On a slightly different topic, I am still doing my actual projections in excel, so I can plan through to the end of the year based on cash position, income, planned expenses etc for each month. This is hugely helpful for long term cash management. It would be amazing if pocketbook had a feature to handle this too!
My preferences aside, all of the new tools you are putting out are great. Just saw the mobile app. I might even change from android to ios so I can use it 🙂
Thanks again for pocketbook. It’s the best platform by far, having now trialled xero personal for over a year, as well as a bunch of desktop apps.
Thanks bosco,
That all makes sense.
In an ideal world I would prefer to have the ability to set actual forecast based budgets (per category), rather than having them based on historical figures. I don’t really see the value of budgets based on historical figures.

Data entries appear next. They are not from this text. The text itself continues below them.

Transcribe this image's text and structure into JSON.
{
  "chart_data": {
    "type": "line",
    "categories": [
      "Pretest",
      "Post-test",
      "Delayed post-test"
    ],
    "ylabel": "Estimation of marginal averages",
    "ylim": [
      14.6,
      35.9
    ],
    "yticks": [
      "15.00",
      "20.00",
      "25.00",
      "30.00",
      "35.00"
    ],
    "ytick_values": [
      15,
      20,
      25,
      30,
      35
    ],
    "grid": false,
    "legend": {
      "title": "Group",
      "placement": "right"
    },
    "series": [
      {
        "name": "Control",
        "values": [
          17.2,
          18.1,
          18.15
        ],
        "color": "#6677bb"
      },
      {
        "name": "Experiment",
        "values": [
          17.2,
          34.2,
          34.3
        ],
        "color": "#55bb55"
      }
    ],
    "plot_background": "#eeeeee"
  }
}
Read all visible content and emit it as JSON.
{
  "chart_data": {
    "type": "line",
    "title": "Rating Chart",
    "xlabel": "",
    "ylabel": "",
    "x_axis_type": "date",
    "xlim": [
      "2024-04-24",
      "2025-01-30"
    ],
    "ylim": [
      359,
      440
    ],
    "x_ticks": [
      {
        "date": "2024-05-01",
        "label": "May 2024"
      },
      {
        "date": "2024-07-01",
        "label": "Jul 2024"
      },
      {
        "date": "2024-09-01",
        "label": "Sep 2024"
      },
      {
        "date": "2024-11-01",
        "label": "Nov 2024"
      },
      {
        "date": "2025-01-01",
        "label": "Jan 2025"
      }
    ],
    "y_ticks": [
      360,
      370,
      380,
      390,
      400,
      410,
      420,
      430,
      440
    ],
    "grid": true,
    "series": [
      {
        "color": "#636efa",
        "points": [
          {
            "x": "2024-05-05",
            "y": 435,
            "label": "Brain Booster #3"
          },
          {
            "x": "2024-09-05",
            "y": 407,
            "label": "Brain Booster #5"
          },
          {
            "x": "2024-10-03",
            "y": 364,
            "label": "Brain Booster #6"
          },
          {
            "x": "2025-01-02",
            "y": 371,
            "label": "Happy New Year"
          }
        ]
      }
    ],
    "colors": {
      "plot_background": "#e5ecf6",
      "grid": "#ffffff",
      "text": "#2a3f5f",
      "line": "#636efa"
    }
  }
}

How would someone who has a bad track record know that they are planning correctly for the future?
Moving the slider / dial to me doesn’t offer a real way to adjust my budget either as it is arbitrary. What does it relate to? Without knowing the algorithm, I have no way of knowing whether moving down is financially useful (ie not linked to goals etc), and whether moving it up is even viable.
With that said, you would still want the safely spend figure, as it is hugely valuable once you have your spendings on track. I don’t see any reason why they couldn’t co-exist.
On a slightly different topic, I am still doing my actual projections in excel, so I can plan through to the end of the year based on cash position, income, planned expenses etc for each month. This is hugely helpful for long term cash management. It would be amazing if pocketbook had a feature to handle this too!
My preferences aside, all of the new tools you are putting out are great. Just saw the mobile app. I might even change from android to ios so I can use it 🙂
Thanks again for pocketbook. It’s the best platform by far, having now trialled xero personal for over a year, as well as a bunch of other desktop apps.
Are budgets for individual categories available or coming soon?
Hi Cole, we are currently working on that. It should be soon!